Regular Reader Ramón asked this question, and it turned out to be a really relevant question.
1. How has the number of wildfires changed over the years in California? Where there more (or fewer) in the past than is taking place now?
I suspected that the only way to answer this is to find an authoritative data base of California wildfires. I started my research with:
[ database California wildfires ]
which gave me this SERP:
The first hit is the "statistics and events" data from CDFData.Fire.ca.gov Sure enough--that's pretty authoritative.
If you visit that page, you'll learn that the statewide fire organization is CALFIRE. Their page looks like this:
As you see, it has data going back to 1999 (not quite 20 years, but close enough for our purposes).
If you look farther down the SERP results list, you'll see a lot of articles about "California's Most Destructive Wildfires" or "The Deadliest Fires in California's History." We don't want those, we want ALL of the wildfires. So we really want data tables (with good definitions about what constitutes a wildfire -- is a 1 acre grassfire really a "wildfire"?).
So I'm willing to go with the CALFIRE data sets. A few clicks down and you land on their accumulated data tables called "Redbooks."
These are great resources, but also somewhat dense and FULL of data tables. That's great (if you're doing a report on how fires operate in California), but you have to be very careful when you're pulling data, as we're trying to do here.
But I know that some research tasks take time, so I started in, one report after another.
After about 20 minutes of this, I thought that maybe there's another way to get this data. So I did another search:
[ Wikipedia CALFIRE wildfire data ]
It's pretty easy to copy that data out and drop it into a spreadsheet and create these charts. Note that these are both from the CALFIRE data (as reflected in the Wikipedia page).
Note that 2008 was a strange year: Fewer fires than average, but more acres burned. Is that data correct? Or is it just a fluke? Well, we have the link to the Redbooks, let's see what they say.
I checked the 2008 Redbook, and the data in the chart above is correct. (This isn't surprising, all of the data is coming from the same source--CALFIRE.)

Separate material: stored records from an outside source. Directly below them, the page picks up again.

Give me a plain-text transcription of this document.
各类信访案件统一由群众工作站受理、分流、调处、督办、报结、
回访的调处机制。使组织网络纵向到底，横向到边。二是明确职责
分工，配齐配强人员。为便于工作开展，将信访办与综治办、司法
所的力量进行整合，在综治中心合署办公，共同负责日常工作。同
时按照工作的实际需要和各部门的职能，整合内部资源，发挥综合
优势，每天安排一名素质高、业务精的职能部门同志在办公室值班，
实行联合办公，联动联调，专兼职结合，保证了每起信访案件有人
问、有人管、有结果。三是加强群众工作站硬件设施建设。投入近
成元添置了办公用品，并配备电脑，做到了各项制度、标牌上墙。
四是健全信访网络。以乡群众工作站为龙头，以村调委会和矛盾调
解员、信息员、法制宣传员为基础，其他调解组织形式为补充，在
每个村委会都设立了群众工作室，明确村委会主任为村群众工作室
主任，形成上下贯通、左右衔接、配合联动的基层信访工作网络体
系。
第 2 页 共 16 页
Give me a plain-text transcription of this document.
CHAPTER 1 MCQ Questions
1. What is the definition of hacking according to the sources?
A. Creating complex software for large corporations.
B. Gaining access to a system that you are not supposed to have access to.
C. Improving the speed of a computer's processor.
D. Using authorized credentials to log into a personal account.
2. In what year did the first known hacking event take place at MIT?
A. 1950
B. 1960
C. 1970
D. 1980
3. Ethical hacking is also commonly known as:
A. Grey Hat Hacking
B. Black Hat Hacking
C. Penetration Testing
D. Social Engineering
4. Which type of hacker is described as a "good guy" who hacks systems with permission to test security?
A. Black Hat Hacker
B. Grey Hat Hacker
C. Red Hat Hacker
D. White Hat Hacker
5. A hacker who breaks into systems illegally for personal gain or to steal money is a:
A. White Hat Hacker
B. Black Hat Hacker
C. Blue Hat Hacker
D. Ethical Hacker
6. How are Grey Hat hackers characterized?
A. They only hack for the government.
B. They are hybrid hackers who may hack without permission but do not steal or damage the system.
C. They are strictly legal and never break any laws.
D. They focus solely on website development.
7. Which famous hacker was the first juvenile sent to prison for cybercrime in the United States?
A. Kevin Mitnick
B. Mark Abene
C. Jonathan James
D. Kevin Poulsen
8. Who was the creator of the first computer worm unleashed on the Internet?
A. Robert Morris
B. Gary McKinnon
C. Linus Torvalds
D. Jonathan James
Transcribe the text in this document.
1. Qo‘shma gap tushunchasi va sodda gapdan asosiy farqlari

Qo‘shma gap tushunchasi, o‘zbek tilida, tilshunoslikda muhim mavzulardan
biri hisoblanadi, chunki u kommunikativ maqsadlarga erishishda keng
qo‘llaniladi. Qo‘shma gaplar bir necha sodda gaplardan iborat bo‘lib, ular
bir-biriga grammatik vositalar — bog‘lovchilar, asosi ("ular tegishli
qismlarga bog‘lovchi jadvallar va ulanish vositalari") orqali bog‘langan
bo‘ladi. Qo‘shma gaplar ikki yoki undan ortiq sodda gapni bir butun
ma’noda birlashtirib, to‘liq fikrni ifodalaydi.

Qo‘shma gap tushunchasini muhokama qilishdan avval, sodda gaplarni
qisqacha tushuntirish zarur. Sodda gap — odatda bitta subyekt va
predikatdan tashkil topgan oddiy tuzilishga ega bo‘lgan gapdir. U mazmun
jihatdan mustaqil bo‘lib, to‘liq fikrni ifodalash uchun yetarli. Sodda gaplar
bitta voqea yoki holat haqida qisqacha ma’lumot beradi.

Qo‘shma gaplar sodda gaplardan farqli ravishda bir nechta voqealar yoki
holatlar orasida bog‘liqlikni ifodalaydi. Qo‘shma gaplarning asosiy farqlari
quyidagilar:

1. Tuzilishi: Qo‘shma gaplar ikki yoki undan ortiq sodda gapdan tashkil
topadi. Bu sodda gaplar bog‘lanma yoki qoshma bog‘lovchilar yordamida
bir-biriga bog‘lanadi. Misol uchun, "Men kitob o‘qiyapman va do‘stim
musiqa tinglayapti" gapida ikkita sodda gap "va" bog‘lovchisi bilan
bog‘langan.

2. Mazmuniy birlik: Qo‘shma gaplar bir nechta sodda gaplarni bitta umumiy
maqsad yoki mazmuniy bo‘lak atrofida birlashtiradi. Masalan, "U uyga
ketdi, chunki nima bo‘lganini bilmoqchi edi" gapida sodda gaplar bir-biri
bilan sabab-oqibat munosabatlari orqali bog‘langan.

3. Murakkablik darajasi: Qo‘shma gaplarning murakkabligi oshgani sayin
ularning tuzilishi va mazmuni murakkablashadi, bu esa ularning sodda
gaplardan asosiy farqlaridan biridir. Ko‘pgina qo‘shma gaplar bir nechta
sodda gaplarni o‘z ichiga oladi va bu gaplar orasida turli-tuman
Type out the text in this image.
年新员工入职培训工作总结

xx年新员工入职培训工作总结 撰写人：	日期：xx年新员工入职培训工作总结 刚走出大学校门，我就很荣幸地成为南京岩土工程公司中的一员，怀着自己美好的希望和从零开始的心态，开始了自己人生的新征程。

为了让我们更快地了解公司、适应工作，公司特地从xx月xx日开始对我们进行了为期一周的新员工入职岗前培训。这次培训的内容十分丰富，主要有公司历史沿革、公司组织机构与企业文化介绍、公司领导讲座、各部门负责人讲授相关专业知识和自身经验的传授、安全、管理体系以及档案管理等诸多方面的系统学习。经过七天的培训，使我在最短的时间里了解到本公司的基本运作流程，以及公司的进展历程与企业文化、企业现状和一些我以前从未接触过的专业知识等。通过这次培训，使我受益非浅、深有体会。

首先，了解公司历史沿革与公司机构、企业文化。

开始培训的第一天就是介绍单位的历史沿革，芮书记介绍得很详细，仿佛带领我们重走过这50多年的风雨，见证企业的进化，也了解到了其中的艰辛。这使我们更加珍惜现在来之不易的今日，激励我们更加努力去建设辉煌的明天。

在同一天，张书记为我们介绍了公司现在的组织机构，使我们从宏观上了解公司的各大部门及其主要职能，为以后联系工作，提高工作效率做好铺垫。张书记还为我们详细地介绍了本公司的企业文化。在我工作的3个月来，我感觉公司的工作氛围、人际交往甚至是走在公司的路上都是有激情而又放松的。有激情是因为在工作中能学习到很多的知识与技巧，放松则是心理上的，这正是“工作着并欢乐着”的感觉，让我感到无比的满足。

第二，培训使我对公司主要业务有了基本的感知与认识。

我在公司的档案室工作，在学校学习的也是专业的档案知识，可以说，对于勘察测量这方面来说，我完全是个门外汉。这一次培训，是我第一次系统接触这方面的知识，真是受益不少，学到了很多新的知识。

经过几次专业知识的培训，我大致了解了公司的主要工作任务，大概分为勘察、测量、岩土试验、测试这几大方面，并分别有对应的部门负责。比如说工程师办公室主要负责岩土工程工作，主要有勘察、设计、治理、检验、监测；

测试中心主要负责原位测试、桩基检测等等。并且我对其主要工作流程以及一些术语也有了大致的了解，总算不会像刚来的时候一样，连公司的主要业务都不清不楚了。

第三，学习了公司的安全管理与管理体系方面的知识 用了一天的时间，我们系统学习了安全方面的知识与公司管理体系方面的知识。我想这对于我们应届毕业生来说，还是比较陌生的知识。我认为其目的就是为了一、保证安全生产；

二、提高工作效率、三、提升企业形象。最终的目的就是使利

The total acreage burned looks pretty much the same (compare the two red lines above), but the NUMBER of fires looks a bit different... especially in 2008. If you look at the top blue line, it seems as though there were fewer fires in 2008 than in other years. But if you drop all of the "little fires" (that is, < 300 acres), you'll see that the number of fires is fairly high in 2008.
What's going on here?
It certainly looks like the big fires were bigger, and that's what drove the total acres burned to be so high.
So, how is this year looking by comparison? I repeated my search from above, but added 2018 to the query.
Obviously, the year hasn't ended yet, but given the amount of rain California has received in the past few weeks (129% of normal to date in the southern Sierras), the fire season is mostly over.
In particular, I found a web page on the CalMatters.org site that tracks state wildfires. They have this beautiful chart which is consistent with our charts above (makes sense, they're both draw from CALFIRE data), but it pulled the latest acreage reports from the 2018 Redbooks.
As you can see from this chart, 2018 looks to be just slightly larger than 2008 in total acreage burned. On the other hand, this year was particularly destructive in terms of buildings, total cost, and human lives lost. CalMatters also published a chart showing that 2018 was the worst loss of human life in California for the past 25 years, with over 85 deaths, mostly due to the Camp fire in Paradise, CA.
In some sense, this wasn't a difficult search (it didn't take long to find the authoritative CALFIRE data sets in their Redbooks). But it took me a while to pull data from each of them. Luckily, I thought about looking for a site that had already extracted the data from the original source (the Redbooks), and that ended up saving a ton of time.
Important point: I DID spot check the data (I checked four different Redbooks, beginning, a couple in the middle, and near the end) to make sure that the extracted data actually came the Redbook sources. This is a good data practice--you want to be sure there are no duplicates or data from tables in the Redbooks that's not quite what you thought.
In general, as I was doing this writeup, I found myself eagerly reading stories about wildfire data, and only after pulling the number and comparing them (and then finding them wildly inconsistent with the data I'd already pulled) that's when I'd discover that the data was for some other kind of event. For example, I was very excited about finding a table with all the data I wanted... except the totals were WAY different than what I found in the Redbooks. After carefully checking the data source, I found it was data for the entire country--not just California, which is what I was seeking.
That experience led me to the most important data-handling lesson...
1. Double and triple check your data sources. Be SURE you know what your data is describing. I'm fairly careful, and I caught myself with data errors at least 5 different times.
A great practice for this kind of data checking is to walk through it with a friend or colleague. Let them look at what you're doing and double check the data you're using. Most importantly, have them check the metadata (that is, the information describing the data source).
Practice safe data handling practices at all times. Triple check yourself (and get a friend to help).